Model comparison with intractable likelihood using approximate Bayesian Computation I have some models based on stochastic differential equations (SDEs). Because of the definition of these models, I can simulate data, but I cannot compute the likelihood function / distribution function. Therefore, I currently plan to use approximate Bayesian computation (ABC) to fit the parameters of these models.
However, I also need a method to compare different SDEs, which are currently discussed as possible explanations of the data, while accounting for the complexity of the parameters. Normally, I would compare these models based on DIC, LOOIC etc, but all these require the likelihood to be known.
Is there any method for comparing the model complexity, if the likelihood is unknown?
The only way I could think that might work, is to use a Bayesian model selection (i.e. using a categorial variable to switch between the models), but I am not sure if this would work at all.

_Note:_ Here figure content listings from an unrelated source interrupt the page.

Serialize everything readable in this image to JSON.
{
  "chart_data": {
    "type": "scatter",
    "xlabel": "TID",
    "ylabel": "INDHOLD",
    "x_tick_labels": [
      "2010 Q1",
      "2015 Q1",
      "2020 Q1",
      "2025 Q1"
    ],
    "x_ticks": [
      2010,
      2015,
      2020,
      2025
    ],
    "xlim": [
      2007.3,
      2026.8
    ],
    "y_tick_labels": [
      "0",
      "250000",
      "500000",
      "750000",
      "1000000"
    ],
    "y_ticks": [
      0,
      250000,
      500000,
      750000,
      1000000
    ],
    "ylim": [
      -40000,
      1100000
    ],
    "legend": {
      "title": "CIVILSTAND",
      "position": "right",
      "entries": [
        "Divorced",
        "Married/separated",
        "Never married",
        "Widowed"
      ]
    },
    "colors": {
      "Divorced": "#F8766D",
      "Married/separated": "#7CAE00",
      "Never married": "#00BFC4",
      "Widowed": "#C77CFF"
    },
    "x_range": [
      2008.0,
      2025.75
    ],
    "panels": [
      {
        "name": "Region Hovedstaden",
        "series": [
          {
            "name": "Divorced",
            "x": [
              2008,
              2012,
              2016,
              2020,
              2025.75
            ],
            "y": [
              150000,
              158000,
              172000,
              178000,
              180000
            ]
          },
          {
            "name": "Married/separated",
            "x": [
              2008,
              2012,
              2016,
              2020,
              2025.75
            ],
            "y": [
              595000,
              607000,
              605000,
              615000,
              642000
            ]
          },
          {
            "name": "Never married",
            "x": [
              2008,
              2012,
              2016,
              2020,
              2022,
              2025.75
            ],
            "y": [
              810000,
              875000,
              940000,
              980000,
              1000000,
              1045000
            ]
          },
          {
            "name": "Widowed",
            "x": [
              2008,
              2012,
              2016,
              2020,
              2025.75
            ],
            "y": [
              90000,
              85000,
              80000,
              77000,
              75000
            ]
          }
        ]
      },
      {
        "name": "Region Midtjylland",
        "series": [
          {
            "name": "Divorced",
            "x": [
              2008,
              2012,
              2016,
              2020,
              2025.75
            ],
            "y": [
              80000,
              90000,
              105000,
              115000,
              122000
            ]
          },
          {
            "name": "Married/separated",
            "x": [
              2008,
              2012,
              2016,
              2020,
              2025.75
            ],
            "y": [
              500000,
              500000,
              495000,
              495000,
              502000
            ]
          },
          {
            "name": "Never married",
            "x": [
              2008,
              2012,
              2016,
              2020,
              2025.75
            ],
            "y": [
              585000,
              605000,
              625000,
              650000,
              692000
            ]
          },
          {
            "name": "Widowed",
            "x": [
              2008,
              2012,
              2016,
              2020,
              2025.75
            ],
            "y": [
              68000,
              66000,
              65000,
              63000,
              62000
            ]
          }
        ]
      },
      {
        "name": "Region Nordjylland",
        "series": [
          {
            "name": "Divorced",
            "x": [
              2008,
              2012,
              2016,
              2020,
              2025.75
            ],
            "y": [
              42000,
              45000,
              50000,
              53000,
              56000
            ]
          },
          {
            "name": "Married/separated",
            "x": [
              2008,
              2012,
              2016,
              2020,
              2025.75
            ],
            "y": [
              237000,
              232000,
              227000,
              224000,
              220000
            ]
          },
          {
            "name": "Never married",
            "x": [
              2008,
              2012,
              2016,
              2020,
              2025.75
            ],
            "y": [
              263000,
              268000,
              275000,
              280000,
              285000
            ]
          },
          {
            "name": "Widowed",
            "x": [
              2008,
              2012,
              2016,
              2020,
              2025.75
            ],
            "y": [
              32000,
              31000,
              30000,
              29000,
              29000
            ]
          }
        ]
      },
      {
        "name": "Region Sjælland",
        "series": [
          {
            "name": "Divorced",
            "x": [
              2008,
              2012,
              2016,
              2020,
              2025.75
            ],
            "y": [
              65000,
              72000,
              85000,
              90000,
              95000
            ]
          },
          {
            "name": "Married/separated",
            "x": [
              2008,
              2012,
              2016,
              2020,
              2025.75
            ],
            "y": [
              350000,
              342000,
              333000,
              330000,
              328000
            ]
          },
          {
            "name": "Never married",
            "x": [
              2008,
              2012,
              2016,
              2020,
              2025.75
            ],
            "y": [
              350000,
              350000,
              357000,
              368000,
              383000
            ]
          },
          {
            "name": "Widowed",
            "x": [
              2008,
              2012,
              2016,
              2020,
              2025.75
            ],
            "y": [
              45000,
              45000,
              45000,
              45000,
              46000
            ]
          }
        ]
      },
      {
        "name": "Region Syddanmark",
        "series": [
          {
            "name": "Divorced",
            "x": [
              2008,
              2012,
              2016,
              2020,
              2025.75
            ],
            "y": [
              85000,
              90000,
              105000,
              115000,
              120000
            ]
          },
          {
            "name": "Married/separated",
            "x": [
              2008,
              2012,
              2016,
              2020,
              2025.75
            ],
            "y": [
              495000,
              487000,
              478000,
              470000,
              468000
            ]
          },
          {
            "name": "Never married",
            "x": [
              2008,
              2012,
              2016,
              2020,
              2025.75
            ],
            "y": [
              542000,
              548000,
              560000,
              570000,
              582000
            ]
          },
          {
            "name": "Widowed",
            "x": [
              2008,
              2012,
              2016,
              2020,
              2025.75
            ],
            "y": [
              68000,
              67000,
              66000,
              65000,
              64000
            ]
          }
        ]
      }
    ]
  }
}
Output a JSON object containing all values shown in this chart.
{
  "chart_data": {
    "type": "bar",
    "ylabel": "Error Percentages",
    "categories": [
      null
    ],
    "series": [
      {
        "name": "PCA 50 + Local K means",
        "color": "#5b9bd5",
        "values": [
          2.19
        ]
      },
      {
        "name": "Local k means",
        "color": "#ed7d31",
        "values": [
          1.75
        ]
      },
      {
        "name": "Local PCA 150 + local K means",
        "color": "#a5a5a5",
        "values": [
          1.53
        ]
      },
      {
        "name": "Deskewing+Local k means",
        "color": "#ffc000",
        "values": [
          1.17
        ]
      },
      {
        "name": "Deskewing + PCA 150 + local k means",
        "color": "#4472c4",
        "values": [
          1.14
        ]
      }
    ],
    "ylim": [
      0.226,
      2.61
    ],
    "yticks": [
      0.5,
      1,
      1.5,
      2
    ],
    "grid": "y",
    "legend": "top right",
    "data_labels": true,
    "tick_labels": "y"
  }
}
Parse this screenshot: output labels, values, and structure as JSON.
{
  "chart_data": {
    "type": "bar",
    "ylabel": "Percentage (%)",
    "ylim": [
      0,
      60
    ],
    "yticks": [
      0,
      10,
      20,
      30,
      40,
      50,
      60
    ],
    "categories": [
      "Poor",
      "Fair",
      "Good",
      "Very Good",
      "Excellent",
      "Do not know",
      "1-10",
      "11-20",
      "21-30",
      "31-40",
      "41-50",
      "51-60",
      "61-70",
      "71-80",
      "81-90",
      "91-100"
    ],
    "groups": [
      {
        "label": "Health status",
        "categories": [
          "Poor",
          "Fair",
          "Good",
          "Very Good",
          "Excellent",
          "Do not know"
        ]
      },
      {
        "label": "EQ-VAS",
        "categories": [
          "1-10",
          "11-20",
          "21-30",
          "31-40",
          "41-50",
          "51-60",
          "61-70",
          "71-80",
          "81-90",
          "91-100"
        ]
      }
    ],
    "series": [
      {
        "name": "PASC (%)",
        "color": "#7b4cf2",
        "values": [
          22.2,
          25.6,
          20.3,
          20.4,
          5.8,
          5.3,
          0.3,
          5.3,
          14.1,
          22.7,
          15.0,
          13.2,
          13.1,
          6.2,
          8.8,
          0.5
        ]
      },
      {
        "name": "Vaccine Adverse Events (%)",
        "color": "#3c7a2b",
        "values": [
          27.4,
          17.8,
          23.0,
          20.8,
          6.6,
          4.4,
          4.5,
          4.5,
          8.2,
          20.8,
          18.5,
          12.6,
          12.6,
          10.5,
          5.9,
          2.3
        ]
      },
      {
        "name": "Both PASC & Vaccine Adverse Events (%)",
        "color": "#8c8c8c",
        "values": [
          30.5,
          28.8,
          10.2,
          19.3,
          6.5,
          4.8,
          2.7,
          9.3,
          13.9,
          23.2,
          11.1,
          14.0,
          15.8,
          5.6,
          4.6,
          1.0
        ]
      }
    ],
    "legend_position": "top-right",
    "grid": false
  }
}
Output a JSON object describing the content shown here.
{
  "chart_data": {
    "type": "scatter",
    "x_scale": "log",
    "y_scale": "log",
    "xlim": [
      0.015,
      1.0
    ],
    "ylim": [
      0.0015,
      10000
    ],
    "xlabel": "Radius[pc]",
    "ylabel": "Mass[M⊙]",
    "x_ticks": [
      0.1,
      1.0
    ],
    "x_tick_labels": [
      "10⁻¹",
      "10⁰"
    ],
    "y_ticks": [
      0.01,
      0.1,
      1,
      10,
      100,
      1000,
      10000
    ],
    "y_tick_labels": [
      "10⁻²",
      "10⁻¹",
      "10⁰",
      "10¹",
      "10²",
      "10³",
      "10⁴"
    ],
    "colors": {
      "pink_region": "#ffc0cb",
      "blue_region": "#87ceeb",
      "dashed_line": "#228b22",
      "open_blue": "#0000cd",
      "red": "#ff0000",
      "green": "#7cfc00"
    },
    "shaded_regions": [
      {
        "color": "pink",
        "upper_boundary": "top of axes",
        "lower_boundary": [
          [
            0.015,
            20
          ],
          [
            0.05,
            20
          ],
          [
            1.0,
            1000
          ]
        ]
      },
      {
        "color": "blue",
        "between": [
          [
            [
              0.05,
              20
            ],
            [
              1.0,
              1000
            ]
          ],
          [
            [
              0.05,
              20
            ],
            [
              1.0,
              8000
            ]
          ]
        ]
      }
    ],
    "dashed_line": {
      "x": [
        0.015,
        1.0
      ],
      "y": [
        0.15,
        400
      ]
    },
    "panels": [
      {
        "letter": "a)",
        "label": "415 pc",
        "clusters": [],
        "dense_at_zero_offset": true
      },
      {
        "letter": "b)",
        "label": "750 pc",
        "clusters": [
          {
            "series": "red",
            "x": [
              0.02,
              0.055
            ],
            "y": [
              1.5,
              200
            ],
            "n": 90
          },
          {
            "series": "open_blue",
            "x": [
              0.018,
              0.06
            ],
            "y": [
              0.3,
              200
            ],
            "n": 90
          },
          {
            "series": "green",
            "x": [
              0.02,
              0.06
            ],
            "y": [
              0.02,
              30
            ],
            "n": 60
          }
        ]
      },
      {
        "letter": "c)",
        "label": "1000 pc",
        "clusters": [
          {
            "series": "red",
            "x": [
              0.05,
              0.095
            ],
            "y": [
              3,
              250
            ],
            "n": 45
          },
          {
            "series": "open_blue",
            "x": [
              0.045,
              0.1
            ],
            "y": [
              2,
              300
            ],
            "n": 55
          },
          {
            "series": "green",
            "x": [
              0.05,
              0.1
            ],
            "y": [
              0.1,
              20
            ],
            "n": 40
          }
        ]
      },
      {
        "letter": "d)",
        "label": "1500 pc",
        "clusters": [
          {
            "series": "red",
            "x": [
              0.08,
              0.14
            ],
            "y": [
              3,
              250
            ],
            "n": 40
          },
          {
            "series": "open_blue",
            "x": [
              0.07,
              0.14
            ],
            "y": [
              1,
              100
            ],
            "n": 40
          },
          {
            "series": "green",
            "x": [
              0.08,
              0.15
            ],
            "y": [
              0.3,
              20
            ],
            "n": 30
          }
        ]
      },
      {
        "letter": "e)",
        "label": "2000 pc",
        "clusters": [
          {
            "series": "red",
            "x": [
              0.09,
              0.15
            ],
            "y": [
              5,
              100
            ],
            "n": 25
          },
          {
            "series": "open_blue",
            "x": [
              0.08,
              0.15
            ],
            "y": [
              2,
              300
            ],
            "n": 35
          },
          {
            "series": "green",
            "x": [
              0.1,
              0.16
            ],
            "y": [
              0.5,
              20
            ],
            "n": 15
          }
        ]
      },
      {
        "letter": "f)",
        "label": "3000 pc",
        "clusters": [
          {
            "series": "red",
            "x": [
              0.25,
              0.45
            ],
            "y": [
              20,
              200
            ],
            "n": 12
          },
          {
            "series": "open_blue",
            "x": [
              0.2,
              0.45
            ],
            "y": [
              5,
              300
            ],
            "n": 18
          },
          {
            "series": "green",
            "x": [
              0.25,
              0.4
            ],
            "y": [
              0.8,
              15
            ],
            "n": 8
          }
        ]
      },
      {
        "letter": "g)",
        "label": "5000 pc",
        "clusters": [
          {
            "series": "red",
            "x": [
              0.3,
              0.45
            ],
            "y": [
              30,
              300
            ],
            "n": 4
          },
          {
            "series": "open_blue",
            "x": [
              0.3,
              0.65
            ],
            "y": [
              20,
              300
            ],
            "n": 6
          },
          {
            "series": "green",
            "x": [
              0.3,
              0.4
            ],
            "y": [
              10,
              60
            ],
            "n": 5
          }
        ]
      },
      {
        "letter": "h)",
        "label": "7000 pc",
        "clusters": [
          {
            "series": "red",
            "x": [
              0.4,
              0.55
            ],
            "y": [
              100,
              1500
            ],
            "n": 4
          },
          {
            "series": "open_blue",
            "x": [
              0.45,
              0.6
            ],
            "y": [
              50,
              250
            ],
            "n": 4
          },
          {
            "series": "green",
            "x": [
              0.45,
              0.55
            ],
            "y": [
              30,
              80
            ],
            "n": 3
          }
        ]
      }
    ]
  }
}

 A: There are examples in the ABC literature of model selection through Bayes factors. An ecological individual based model example is here:
https://doi.org/10.1016/j.ecolmodel.2017.07.017
The paper involves picking between models of different complexity so hopefully it will be useful even if it doesn't deal with SDEs directly.
However, I should also mention that there are those that think that Bayes factors (or odds ratios or any other kind of Bayesian model selection) is just philosophically unsound. This is an argument for example forcefully stated by Gelman and Shalizi.
http://doi.org/10.1111/j.2044-8317.2011.02037.x
Their argument is that models ought to be judged primarily by their simulation output. Rather than a formula then you ought to come up with a series of model checks where you compare simulation outputs with either data you held out or other features of the data that weren't directly part of the fitting (in your case, since it's ABC, that would mean other summary statistics that were not included in the rejection step).
In my view this gives a much better grip at what the model is good and bad and is a lot more convincing than citing some obscure probability measure.  Of course though, this is a very context-dependent exercise.